Comment se fait-il qu’une société qui a proclamé la liberté individuelle comme valeur absolue se trouve avec un arsenal judiciaire sans précédent ? Emmanuel Roux nous éclaire sur cette ambivalence par la pensée de Jean-Claude Michéa. 

La pensée de Jean-Claude Michéa se présente d’abord comme une généalogie de la civilisation « libérale ». Cette civilisation s’est construite en trois temps. D’abord la définition d’un projet moderne, au moment des Guerres de religion, cherchant à reconstruire un corps social pacifié en excluant la notion de « souverain bien », issue de la tradition classique. Pour Michéa, c’est la matrice du « libéralisme », qui est au départ une posture de scepticisme éthique et politique, et donc de « tolérance », qui conduit à mettre à distance des conceptions particulières et relatives du « bien ». C’est un projet qui doit permettre à l’individu de vivre en paix et de s’émanciper de totalités enfermantes et meurtrières. Mais la civilisation libérale selon Michéa n’aurait pas vu le jour si on s’était arrêté là. 

Pour Michéa, c’est la matrice du « libéralisme », qui est au départ une posture de scepticisme éthique et politique, et donc de « tolérance », qui conduit à mettre à distance des conceptions particulières et relatives du « bien ».

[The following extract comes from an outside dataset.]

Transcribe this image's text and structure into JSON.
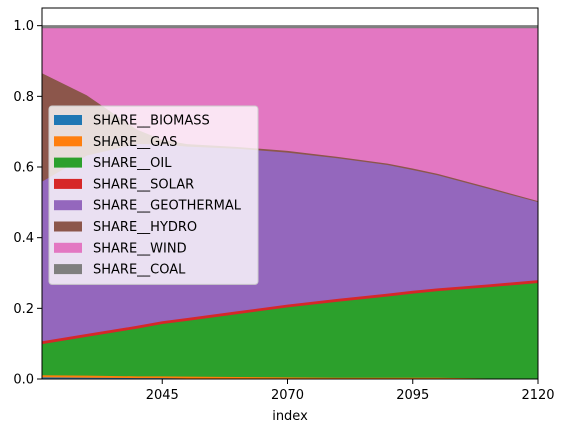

Le projet moderne s’est incarné ensuite dans « une anthropologie utilitariste et individualiste marquée par le primat de l’intérêt ». Pour reconstruire le corps social sur des bases incontestables, il faut l’appuyer sur la science. Ce sera l’œuvre du XVIIe siècle. La physique sociale enseigne que l’homme est un être de désir qui cherche à maximiser son intérêt dès lors qu’aucune force ne le retient. L’animal politique cher à Aristote disparaît complètement des représentations de la politique pour laisser place à un « loup » qui traite l’autre comme moyen et jamais comme fin. Ce pessimisme anthropologique légitime le rôle d’un État d’autant plus fort qu’il aura discrédité par avance toute forme de communauté politique s’organisant à partir des citoyens eux-mêmes (…).